- Developer(s): Perpetual Entertainment, Heatwave Interactive
- Engine: Proprietary engine (server), Proprietary, RenderWare, FaceGen and SpeedTree (client)
- Platform(s): Microsoft Windows
- Release: NA: June 21, 2011; EU: June 24, 2011;
- Genre(s): MMORPG
- Mode(s): Multiplayer

= Gods & Heroes: Rome Rising =

2011 massively multiplayer online role-playing video game

Gods & Heroes: Rome Rising (abbreviated as G&H or GnH) was a massively multiplayer online role-playing video game developed by Heatwave Interactive and released in 2011 for Microsoft Windows. The game was set in ancient Rome, and combined historical elements and enemies (Etruscans, Faliscans, etc.) with mythological ones (Cyclopes, Gorgons, etc.). Players selected era-appropriate classes (Soldiers, Gladiators, Mystics, and Priests), each of which could be aligned with an Olympian god (such as Jupiter or Mars).

Originally developed by Perpetual Entertainment, the game was put on indefinite hold in October 2007. In February 2010, Heatwave Interactive announced it had acquired the rights to the game and planned to continue its development. The game was released in June 2011 with a retail purchase and subscription. In early 2012 the game switched to a free-to-play model with a $10 purchase of the game. The game and its forums entered maintenance in September 2012 and never fully returned, although some existing players were still able to log into game servers afterwards. Steam has since removed the game from its shop.

==Gameplay==
In previous development, minions were touted as one of the game's unique features. There were several different ways to collect the more than 130 minions available in the game. The player can hire the minions to join their camp for a fee, earn minions as quest rewards, get minion contracts as loot drops or earn their respect by beating them in combat situations.
These minions include warriors, ranged attackers, casters, and mythological creatures. These hirelings utilize an AI system enabling them to heal the player, attack, defend, form up in various formations and learn special moves. In addition, each god makes a different mythical minion available to their scions. In addition to the AI, players have the ability to control all aspects of their minions, such as telling a healer minion to heal a specific player, as well as customizable squad formations.
As a character's level progresses, they gain the ability to control more minions at once, until a character had a full squad with four minions. Each party member will be able to bring up to four minions with them in a party. There are challenges, quests, and some instances that would have limitations on the number of minions the player is able to bring along.

==Development==
The game was originally announced on March 9, 2005, by Perpetual Entertainment, and was slated for release in the 4th quarter of 2005, and then pushed again for 2008, but due to the challenge to develop both Gods & Heroes as well as Star Trek Online, the company decided to hold the development indefinitely. The game had been in closed beta since October 2006, but was shut down the day of hold announcement.

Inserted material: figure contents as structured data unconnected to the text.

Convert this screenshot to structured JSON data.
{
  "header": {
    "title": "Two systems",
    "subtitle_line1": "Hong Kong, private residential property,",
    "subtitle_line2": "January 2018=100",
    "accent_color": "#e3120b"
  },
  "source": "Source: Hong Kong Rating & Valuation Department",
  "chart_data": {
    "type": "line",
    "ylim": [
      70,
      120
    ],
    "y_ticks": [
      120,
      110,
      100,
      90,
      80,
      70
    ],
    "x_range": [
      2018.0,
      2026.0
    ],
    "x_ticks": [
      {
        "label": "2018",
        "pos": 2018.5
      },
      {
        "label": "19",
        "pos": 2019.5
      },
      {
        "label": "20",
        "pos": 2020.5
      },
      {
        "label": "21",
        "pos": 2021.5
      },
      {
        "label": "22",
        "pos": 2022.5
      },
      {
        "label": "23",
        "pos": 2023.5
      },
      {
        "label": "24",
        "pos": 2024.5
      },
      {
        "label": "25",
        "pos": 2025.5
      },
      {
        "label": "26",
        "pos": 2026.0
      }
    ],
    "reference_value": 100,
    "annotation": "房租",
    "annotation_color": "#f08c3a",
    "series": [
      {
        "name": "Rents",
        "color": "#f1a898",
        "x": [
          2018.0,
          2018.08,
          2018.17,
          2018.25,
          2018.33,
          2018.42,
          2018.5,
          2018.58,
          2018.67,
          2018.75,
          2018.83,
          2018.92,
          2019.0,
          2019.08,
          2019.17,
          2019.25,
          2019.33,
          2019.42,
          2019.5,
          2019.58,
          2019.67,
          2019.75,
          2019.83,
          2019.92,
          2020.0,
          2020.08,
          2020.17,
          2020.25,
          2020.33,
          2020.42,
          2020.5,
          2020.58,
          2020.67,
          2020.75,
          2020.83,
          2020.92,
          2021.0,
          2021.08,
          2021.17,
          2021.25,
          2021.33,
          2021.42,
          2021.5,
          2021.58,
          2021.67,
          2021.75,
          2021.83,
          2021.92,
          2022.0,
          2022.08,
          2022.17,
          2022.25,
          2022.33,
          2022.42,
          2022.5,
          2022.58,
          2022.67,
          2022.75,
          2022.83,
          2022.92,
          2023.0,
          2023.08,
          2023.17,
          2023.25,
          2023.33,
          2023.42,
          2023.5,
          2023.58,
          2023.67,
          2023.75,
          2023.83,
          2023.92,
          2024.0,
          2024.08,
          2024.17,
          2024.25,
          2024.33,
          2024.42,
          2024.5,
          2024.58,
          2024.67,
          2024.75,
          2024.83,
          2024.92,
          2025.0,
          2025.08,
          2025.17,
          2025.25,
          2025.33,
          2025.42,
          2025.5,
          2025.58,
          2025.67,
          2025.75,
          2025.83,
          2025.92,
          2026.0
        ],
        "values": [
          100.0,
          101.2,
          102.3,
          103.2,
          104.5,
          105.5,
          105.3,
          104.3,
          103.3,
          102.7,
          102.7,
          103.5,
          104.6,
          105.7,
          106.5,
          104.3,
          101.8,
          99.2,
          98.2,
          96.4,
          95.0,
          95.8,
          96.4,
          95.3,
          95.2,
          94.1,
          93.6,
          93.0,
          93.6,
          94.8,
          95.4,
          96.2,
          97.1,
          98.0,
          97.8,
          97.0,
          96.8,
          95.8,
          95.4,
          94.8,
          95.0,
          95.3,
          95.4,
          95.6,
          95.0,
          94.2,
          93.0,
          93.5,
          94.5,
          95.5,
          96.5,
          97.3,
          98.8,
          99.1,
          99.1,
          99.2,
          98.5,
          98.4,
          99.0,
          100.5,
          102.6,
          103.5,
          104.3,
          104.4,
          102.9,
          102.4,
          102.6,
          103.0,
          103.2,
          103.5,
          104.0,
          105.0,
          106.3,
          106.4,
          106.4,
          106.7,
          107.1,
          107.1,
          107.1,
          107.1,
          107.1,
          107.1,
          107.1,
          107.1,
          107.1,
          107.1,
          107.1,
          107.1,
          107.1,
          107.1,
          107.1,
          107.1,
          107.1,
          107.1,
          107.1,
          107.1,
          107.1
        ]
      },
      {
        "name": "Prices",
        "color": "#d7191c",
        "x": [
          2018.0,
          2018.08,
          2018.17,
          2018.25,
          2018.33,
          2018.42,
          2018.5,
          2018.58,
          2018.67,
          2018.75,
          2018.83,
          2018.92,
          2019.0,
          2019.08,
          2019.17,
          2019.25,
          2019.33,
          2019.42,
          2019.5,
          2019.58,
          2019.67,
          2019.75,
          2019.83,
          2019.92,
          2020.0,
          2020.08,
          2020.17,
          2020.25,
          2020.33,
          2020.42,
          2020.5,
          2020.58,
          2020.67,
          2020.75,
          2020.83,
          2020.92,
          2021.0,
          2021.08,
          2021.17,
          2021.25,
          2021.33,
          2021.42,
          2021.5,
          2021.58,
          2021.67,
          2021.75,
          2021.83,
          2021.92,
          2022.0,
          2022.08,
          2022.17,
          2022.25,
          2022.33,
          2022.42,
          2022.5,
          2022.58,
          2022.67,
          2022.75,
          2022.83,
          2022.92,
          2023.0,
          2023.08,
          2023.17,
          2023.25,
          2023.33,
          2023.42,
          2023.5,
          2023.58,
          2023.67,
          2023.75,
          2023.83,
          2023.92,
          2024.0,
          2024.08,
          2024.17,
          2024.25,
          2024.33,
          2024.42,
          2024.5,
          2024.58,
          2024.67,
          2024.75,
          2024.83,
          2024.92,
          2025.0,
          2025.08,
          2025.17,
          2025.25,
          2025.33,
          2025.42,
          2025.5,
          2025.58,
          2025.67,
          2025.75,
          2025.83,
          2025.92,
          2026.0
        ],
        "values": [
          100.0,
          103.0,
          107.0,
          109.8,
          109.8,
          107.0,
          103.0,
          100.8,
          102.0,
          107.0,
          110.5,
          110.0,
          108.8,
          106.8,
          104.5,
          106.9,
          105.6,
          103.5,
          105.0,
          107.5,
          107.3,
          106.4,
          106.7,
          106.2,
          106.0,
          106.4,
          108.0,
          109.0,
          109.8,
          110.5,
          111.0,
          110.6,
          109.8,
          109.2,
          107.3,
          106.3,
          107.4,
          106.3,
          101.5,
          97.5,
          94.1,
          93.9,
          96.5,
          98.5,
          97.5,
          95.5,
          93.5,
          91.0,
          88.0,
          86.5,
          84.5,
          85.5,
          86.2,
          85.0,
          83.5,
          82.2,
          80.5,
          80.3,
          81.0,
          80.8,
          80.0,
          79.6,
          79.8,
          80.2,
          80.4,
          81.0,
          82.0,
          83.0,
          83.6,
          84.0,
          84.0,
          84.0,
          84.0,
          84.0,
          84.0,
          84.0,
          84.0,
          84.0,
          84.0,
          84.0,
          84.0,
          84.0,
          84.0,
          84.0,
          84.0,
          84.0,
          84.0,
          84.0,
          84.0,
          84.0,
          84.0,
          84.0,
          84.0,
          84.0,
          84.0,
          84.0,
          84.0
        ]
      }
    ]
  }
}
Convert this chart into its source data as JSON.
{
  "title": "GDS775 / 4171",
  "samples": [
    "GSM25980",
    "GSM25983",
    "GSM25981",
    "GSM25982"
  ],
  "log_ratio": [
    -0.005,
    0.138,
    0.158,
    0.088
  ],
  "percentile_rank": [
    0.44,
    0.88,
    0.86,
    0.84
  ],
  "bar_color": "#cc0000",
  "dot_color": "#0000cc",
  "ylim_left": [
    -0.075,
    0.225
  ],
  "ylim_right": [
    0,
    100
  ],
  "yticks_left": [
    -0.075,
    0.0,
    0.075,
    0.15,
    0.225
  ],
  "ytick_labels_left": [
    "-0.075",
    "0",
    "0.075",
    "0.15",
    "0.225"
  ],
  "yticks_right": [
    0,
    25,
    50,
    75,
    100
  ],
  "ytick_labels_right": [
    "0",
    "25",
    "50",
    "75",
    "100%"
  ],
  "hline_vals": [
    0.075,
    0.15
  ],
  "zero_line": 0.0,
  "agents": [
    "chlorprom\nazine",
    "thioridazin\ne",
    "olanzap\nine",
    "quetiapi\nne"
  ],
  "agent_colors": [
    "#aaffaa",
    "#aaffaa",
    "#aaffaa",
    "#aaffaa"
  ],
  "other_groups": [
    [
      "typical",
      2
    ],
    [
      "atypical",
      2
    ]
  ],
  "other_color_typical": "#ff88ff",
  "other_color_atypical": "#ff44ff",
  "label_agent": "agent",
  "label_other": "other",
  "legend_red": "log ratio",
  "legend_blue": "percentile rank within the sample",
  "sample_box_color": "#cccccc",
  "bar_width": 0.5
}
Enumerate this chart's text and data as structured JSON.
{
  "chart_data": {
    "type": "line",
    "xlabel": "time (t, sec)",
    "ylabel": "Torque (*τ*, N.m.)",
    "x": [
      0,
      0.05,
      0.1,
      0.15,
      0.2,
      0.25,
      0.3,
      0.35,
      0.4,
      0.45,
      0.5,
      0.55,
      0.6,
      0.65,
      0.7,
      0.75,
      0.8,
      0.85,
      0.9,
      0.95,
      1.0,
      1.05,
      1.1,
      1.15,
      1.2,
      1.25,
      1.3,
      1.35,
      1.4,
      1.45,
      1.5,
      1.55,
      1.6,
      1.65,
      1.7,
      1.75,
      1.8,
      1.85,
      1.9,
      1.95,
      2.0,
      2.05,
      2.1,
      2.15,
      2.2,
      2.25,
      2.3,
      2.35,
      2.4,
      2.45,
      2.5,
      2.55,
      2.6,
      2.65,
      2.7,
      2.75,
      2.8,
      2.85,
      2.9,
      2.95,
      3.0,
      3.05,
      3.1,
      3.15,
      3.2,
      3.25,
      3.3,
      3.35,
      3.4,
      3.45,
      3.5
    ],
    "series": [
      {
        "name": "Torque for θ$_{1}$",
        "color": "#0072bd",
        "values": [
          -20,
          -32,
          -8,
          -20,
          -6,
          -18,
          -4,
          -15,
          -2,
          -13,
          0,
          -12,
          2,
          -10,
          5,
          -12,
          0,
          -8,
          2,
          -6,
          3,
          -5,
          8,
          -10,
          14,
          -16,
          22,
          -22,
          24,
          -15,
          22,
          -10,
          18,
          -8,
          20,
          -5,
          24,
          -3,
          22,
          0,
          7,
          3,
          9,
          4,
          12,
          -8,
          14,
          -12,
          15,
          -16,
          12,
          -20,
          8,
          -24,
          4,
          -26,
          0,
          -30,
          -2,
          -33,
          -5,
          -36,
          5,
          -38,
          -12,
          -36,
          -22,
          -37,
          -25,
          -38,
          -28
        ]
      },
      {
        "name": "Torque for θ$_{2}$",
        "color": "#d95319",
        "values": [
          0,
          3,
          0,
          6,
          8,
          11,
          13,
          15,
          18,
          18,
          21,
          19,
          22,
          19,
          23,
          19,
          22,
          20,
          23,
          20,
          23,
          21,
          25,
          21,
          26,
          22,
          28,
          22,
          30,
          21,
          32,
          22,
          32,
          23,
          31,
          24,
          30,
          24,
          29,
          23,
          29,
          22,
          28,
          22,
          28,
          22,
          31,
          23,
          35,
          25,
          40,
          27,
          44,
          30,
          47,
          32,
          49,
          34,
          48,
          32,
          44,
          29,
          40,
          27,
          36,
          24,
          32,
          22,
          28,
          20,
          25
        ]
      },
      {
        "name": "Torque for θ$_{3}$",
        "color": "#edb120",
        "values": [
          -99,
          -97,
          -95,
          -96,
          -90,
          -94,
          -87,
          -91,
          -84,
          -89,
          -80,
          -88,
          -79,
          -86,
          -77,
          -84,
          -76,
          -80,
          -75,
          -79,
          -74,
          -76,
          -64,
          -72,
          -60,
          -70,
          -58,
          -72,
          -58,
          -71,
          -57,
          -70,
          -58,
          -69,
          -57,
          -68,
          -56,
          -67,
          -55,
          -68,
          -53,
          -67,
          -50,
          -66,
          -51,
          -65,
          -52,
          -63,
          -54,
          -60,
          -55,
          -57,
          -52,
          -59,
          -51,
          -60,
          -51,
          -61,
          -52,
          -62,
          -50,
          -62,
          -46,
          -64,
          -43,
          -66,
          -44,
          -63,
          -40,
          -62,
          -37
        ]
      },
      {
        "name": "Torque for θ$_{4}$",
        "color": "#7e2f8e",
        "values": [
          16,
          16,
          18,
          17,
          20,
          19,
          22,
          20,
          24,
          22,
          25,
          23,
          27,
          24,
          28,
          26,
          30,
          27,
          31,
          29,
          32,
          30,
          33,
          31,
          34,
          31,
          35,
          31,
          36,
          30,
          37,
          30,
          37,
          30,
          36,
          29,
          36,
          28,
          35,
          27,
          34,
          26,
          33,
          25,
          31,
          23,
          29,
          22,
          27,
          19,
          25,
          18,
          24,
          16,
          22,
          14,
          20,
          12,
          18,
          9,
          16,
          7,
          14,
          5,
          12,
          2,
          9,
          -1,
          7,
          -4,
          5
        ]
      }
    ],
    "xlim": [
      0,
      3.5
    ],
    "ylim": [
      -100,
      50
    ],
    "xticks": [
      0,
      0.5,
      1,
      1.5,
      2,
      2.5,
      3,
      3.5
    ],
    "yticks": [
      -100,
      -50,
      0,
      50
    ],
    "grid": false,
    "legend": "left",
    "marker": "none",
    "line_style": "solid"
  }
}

Sony Online Entertainment was named as the publisher and distributor for the game in North America, but had no hand in the development of the game.

The game reached a state of closed beta test. Only a few people were granted beta keys at the time. Beta keys were given away in random intervals on the official homepage. However, it was announced that the game's development would be put on indefinite hold, due to the developers shifting their focus to Star Trek Online, and the beta server was closed. Perpetual Entertainment, now known as P2 Entertainment, has since announced its dissolution.

On February 22, 2010, it was announced that Heatwave Interactive had acquired the rights to the Gods & Heroes, previously developed by Perpetual Entertainment, and that development was back underway. When asked at that time when the game would be released, Heatwave Interactive CEO Anthony Castoro estimated a "window of about a year to 18 months."

The game was released in June 2011 with a retail purchase and subscription.

In early 2012 the game switched to free play with a $10 purchase of the game. The game and its forums entered maintenance in September 2012 and never fully returned, although some existing players were still able to log into game servers at some points after that. Steam has since removed the game from its shop.

==Reception==
Gods & Heroes: Rome Rising was well received at 2006's E3, receiving Allakhazam's Best of Show Award; TenTonHammer's Best of Show Award; MMORPG.com's Game of Show and Best Graphics Awards; Stratics' Best Gameplay Award; and GameAmp's Best Gameplay Award.